Finger foodsSome inquisitive six-month-olds like to investigate by grasping food from their mother's hand or plate. This is fine as long as it's suitable and not too hot. Good 'finger foods' to pick up and suck on, chew or bite include any raw fruit, such as a large piece of peeled apple, a rusk of baked wholemeal bread, or anything hard that won't be likely to break into pieces and choke him. He'll probably like the taste and will eat some of it by gradually dissolving it in his mouth.

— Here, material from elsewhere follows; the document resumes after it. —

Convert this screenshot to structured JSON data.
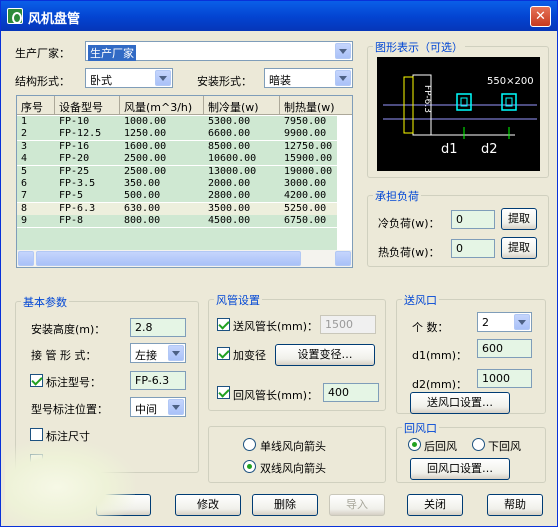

Many babies love the new sensations involved in eating solids. They smack their lips and look for more at once. Others are taken by surprise, but a screwed-up face or a look of amazement doesn't necessarily mean your baby doesn't like the food, just that it's unfamiliar. Wait a moment, so he doesn't feel pressured, then try again. A lot of what goes in his mouth will probably come out again, but simply scoop this up gently from the chin with the spoon.
Suitable Solid Foods for babyThis is an up-to-date guide on what's suitable.
From four months:
Vegetables - avocado, broccoli, carrots or other root vegetables, cauliflower, courgette, squash.
Grains without gluten - rice, corn (such as polenta), millet, and other starchy carbohydrate foods, such as tapioca, sago.
Fruit - apple, apricot, banana, pear.
From five months, add:
From six months, add:
Dairy food - full-fat cows' milk, cheese, yoghurt.
Gluten-containing grain (wheat, barley, rye, oats) foods - for example, bread, baked bread rusks, breakfast cereal, flour-based sauce.
From eight months, add:
Beans, tofu, lentils (if windiness at night stops your baby sleeping, avoid these at supper).
From nine months, add:
Eggs - cooked well so the yolks are more digestible; raw or lightly cooked eggs are unsuitable for under-ones because of the risk of salmonella infection.
From one year, add:
Nuts and seeds - but don't give whole or chopped nuts, or whole seeds, to a child under five years old, as there's a small risk of inhalation.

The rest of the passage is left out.